We became friends and he showed me a few books and some old electronics magazines, we each became immersed more and more and learned from one another making radios, metal detectors, all kinds of simple stuff. We used to go to a store named "PRS" (progressive radio supplies) in Liverpool this was now the mid 70s and the electronics as a hobby was at a peak, transistors and some integrated circuits were becoming common, he and I never built or worked much on valve equipment, that age was already receding and we were in our mid teens and totally immersed in transistor projects.

We had no money really but by scrimping and collecting old components I was able to build up a small workshop in a disused section of an old kitchen in our house. Here I would build and experiment with stuff.

By the time we were each 18 we managed to get into colleges dedicated to electronics, these were paid for by small government grants, he went to a famous one in Liverpool named Riversdale and studied marine radio and radar, I studied at a different place and did telecommunications and computers.

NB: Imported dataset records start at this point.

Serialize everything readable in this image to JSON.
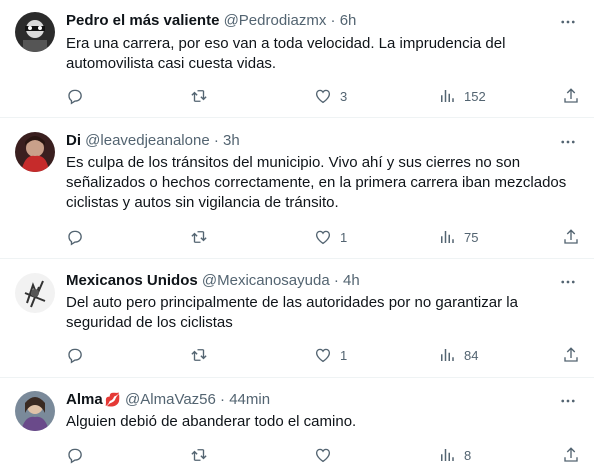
{
  "tweets": [
    {
      "name": "Pedro el más valiente",
      "handle": "@Pedrodiazmx",
      "time": "6h",
      "emoji": "",
      "text_lines": [
        "Era una carrera, por eso van a toda velocidad. La imprudencia del",
        "automovilista casi cuesta vidas."
      ],
      "replies": "",
      "retweets": "",
      "likes": "3",
      "views": "152"
    },
    {
      "name": "Di",
      "handle": "@leavedjeanalone",
      "time": "3h",
      "emoji": "",
      "text_lines": [
        "Es culpa de los tránsitos del municipio. Vivo ahí y sus cierres no son",
        "señalizados o hechos correctamente, en la primera carrera iban mezclados",
        "ciclistas y autos sin vigilancia de tránsito."
      ],
      "replies": "",
      "retweets": "",
      "likes": "1",
      "views": "75"
    },
    {
      "name": "Mexicanos Unidos",
      "handle": "@Mexicanosayuda",
      "time": "4h",
      "emoji": "",
      "text_lines": [
        "Del auto pero principalmente de las autoridades por no garantizar la",
        "seguridad de los ciclistas"
      ],
      "replies": "",
      "retweets": "",
      "likes": "1",
      "views": "84"
    },
    {
      "name": "Alma",
      "handle": "@AlmaVaz56",
      "time": "44min",
      "emoji": "💋",
      "text_lines": [
        "Alguien debió de abanderar todo el camino."
      ],
      "replies": "",
      "retweets": "",
      "likes": "",
      "views": "8"
    }
  ],
  "separator": "·",
  "icons": {
    "reply": "reply-icon",
    "retweet": "retweet-icon",
    "like": "heart-icon",
    "views": "views-icon",
    "share": "share-icon",
    "more": "more-icon"
  },
  "colors": {
    "text": "#0f1419",
    "secondary": "#536471",
    "border": "#eff3f4"
  }
}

So our areas of expertise grew and contrasted well, where I was weak he was strong and vice versa. Eventually his two years ended and he joined Marconi space and defense, my courses ended and I had huge problems finding a job, there was huge unemployment at that time and little investment in technology, at least where I lived. Marconi were very selective and favored those with marine/radar emphasis so getting into that company was not an option.

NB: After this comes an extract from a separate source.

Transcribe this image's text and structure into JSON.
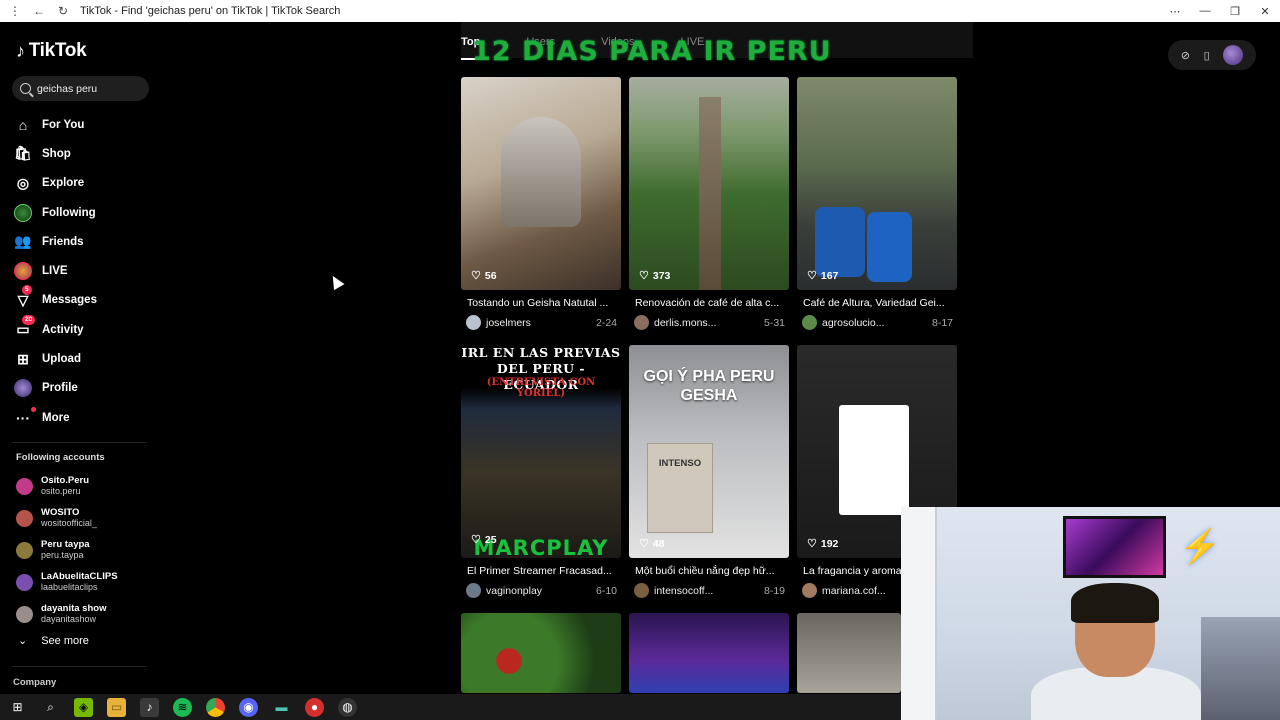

So I started writing for magazines and had some stuff published in Electronics Today (ETI), Wireless World and a few smaller magazines, this was nice money to have but hardly a sound way to make a living.

So after a year of writing and enjoying freedom I took a leap and got onto another government course teaching programming, this was for mainframes and the PL/I language.

I got work in London, moved and despite occasional serious attempts to get into electronics professionally was never able to and became a programmer which is my profession today. I left the UK to work in the US in early 2001 and have lived and settled here now.

I come to this site because I am getting back into the subject and miss the fun I used to have with electronics and radio, I can write code blindfolded so MCUs are interesting but I do miss the pure electrical and radio aspects of the subject. I can afford equipment now too, decent stuff that I would have killed for when I was 17 or 18.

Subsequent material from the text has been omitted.